Petite Chloé deviendra grande

On termine À deux pas de chez elle avec le fâcheux sentiment d’avoir lu un Ikea littéraire, c'est-à-dire un roman fait à la chaîne et dont l’unique fonction est de divertir. Mais au-delà du livre confortable que l’on lit emmitouflé dans une couverture brune avec un chocolat chaud dans la main, le petit roman policier de François Gravel n’a rien d’étonnant : une ravissante-fille-pleine-de-qualités disparait en 1976, on apprend trente-trois ans plus tard que c’est un meurtre, un vieux sergent-détective confie le travail à Chloé Perreault – fraîchement sortie de l’Institut Nicolet -, elle interroge quelques personnes, quelques squelettes sortent du placard, le crime est résolu, tout le monde est content et la petite nouvelle a un vilain rapport à remplir, car elle doit « se comporter comme une policière, et faire ce pour quoi [elle a] été formée ».

Si la mise en intrigue et la résolution d’enquête sont l’apanage des polars, le genre policier est heureusement beaucoup plus exigeant, et c’est là que le bât blesse dans le dernier roman de François Gravel.

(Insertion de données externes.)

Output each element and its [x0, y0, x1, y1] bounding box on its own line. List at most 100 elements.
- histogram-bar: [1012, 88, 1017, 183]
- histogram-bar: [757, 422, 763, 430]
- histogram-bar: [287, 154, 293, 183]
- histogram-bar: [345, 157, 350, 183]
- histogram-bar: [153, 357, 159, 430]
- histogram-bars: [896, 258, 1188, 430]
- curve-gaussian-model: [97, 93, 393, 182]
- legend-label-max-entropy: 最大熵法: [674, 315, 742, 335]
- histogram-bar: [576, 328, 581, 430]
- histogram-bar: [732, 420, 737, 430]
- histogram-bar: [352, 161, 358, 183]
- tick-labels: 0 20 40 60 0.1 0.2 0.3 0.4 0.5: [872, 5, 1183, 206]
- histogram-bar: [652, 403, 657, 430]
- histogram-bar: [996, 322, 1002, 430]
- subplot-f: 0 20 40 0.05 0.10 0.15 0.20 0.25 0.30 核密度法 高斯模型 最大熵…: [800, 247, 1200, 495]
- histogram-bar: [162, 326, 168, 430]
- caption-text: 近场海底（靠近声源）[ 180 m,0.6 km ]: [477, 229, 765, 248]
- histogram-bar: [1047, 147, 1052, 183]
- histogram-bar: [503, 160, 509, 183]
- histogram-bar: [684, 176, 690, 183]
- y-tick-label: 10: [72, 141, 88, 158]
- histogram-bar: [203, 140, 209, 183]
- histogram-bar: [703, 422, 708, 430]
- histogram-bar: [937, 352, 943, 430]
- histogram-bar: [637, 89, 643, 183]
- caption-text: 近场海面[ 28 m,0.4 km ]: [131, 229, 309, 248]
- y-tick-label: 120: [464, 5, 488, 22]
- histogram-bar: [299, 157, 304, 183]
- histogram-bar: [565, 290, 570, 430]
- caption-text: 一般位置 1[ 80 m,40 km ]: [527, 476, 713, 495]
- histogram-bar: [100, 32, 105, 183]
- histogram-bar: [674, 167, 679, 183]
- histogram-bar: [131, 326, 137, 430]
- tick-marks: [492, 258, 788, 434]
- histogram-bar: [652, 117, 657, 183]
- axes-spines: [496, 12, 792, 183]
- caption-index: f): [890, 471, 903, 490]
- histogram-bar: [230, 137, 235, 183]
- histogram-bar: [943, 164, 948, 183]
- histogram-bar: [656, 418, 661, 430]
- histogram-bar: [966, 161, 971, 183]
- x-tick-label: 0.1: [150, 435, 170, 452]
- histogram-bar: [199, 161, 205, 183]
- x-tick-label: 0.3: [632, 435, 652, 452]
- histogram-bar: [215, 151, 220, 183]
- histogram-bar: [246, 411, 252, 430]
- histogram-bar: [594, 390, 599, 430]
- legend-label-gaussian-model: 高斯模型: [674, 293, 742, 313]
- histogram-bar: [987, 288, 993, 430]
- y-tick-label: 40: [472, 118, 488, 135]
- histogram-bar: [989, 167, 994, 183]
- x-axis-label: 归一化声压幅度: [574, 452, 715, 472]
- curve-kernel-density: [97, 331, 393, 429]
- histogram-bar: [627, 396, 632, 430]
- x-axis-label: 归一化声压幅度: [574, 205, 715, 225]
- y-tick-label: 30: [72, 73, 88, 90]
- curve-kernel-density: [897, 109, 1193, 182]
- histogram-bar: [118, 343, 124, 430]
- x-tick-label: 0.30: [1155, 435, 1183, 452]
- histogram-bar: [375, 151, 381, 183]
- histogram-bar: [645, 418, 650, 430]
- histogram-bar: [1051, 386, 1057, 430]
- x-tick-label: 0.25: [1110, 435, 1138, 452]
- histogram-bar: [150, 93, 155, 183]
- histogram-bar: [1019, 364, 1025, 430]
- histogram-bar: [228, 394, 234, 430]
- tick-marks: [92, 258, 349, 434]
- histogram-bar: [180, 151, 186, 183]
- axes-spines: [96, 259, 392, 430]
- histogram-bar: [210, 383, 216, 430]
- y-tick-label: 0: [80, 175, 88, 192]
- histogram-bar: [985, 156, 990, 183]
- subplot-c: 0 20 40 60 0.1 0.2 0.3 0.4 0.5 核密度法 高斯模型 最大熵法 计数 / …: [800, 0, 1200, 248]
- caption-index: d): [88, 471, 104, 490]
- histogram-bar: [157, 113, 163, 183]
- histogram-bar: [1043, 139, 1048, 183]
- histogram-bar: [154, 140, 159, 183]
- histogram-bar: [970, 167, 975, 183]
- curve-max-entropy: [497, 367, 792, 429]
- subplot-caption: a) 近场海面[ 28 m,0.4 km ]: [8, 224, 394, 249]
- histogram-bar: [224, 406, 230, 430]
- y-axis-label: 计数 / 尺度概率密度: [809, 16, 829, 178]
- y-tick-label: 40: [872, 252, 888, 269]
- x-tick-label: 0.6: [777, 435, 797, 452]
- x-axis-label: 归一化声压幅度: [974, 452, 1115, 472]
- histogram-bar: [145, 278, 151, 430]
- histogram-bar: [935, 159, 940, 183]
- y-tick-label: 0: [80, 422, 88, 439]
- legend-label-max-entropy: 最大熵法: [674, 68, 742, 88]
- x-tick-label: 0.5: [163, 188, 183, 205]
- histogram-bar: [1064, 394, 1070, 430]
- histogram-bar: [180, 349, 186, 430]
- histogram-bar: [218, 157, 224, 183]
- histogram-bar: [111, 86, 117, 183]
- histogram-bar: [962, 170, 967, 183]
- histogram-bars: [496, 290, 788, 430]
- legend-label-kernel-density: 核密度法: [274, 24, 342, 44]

À deux pas de chez elle n’a pas les reins assez solides pour supporter une intrigue policière et ne fait que nous propulser, à travers anecdotes et humour, vers un dénouement prévisible – l’histoire d’amour est la clé de plusieurs mystères, affirme avec sagesse le vieux sergent. Cela est accentué par une écriture et un récit peu ou pas adapté à un lectorat adulte, ce qui en fait un roman au penchant enfantin et naïf, avec des personnages incomplets, souvent réduits à une ou deux caractéristiques. La protagoniste elle-même, Chloé, représente l’héroïne typique, donc dénuée de défauts – comme tous les personnages, d’ailleurs – sinon celui d’avoir une personnalité facile : tenace, intelligente, sportive, accro à l’eau Perrier, bref, tout ce qu’il faut pour faire avancer une enquête criminelle…

Ce petit côté jeunesse se fait également sentir dans certaines références un peu trop usées – de la tragédie grecque à Roméo et Juliette – et dans le fameux clivage entre les générations, malheureusement développé qu’en surface. Et par moments, l’auteur surgit de nulle part pour nous annoncer que la société actuelle est malade : «  l’exécrable boulevard Paquin » est exécrable parce qu’il contient des « horreurs urbanistiques » comme les méchants concessionnaires automobiles et les malicieux fast foods…

Au final, on impute au roman une mécanique simple, malheureusement truffée de clichés et un récit condamné à simplement nous divertir. Ce petit Ikea en dit trop et ne saurait, au final, satisfaire un lecteur amateur de romans policiers.